THE BUGLES OF ENGLAND WERE CALLING
& HOW COULD I STAY

SERJEANT JOHN O'REGAN

18TH SEPTEMBER 1918 AGE 30

BURIED: ETAPLES MILITARY CEMETERY, FRANCE


Serjeant O'Regan - army service number 17144 - came from Glasgow and died from the effects of gas in a base hospital in Etaples. I have been unable to find out anything else about him, possibly because, as the War Graves Commission's records state, he was 'also known as John McKay'. It's certainly as Sgt John McKay - army service number 17144 - that he appears in the Clan Mackay Society War Memorial volume.
His wife, Isabella O'Regan, chose his inscription. It's based on a poem written in 1914 by a young Australian, James Drummond Burns, who died on Gallipoli in September 1915. The poem was extremely popular in Australia and is generally considered to have summarised of how many Australians felt in the early months of the war - and throughout it too. From Mrs O'Regan's choice of inscription it must have had an impact in Britain as well.

The bugles of England were blowing o'er the sea,
As they had called a thousand years, calling now to me;
They woke me from dreaming in the dawning of the day,
The bugles of England - and how could I stay?

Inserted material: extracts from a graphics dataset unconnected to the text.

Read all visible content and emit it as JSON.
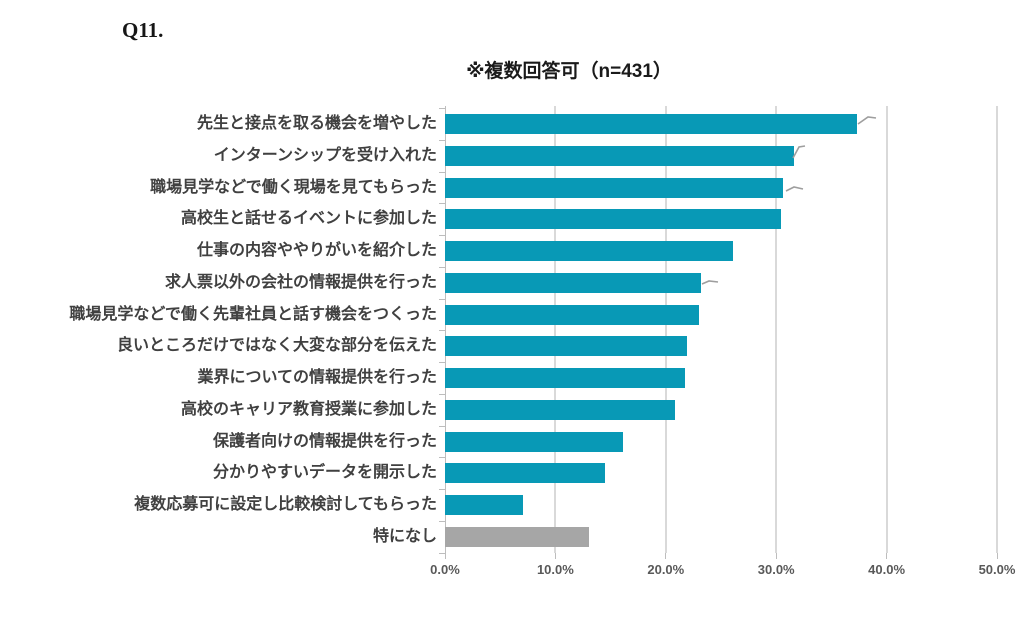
{
  "header": {
    "question_label": "Q11."
  },
  "chart_data": {
    "type": "bar",
    "orientation": "horizontal",
    "title": "※複数回答可（n=431）",
    "categories": [
      "先生と接点を取る機会を増やした",
      "インターンシップを受け入れた",
      "職場見学などで働く現場を見てもらった",
      "高校生と話せるイベントに参加した",
      "仕事の内容ややりがいを紹介した",
      "求人票以外の会社の情報提供を行った",
      "職場見学などで働く先輩社員と話す機会をつくった",
      "良いところだけではなく大変な部分を伝えた",
      "業界についての情報提供を行った",
      "高校のキャリア教育授業に参加した",
      "保護者向けの情報提供を行った",
      "分かりやすいデータを開示した",
      "複数応募可に設定し比較検討してもらった",
      "特になし"
    ],
    "values": [
      37.3,
      31.6,
      30.6,
      30.4,
      26.1,
      23.2,
      23.0,
      21.9,
      21.7,
      20.8,
      16.1,
      14.5,
      7.1,
      13.0
    ],
    "unit": "%",
    "xlim": [
      0,
      50
    ],
    "x_tick_labels": [
      "0.0%",
      "10.0%",
      "20.0%",
      "30.0%",
      "40.0%",
      "50.0%"
    ],
    "grid": true,
    "legend": false,
    "colors": {
      "bar": "#0899B6",
      "neutral_bar": "#A6A6A6",
      "category_text": "#404040",
      "axis_text": "#595959",
      "gridline": "#D9D9D9",
      "axis_line": "#BDBDBD"
    }
  }
}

The banners of England, unfurled across the sea,
Floating out upon the wind, were beckoning to me;
Storm-rent and battle torn, smoke stained and grey,
The banners of England - and how could I stay?

O England, I heard the cry of those that died for thee,
Sounding like an organ-voice across the winter sea;
They lived and died for England, and gladly went their way -
England, O England - how could I stay?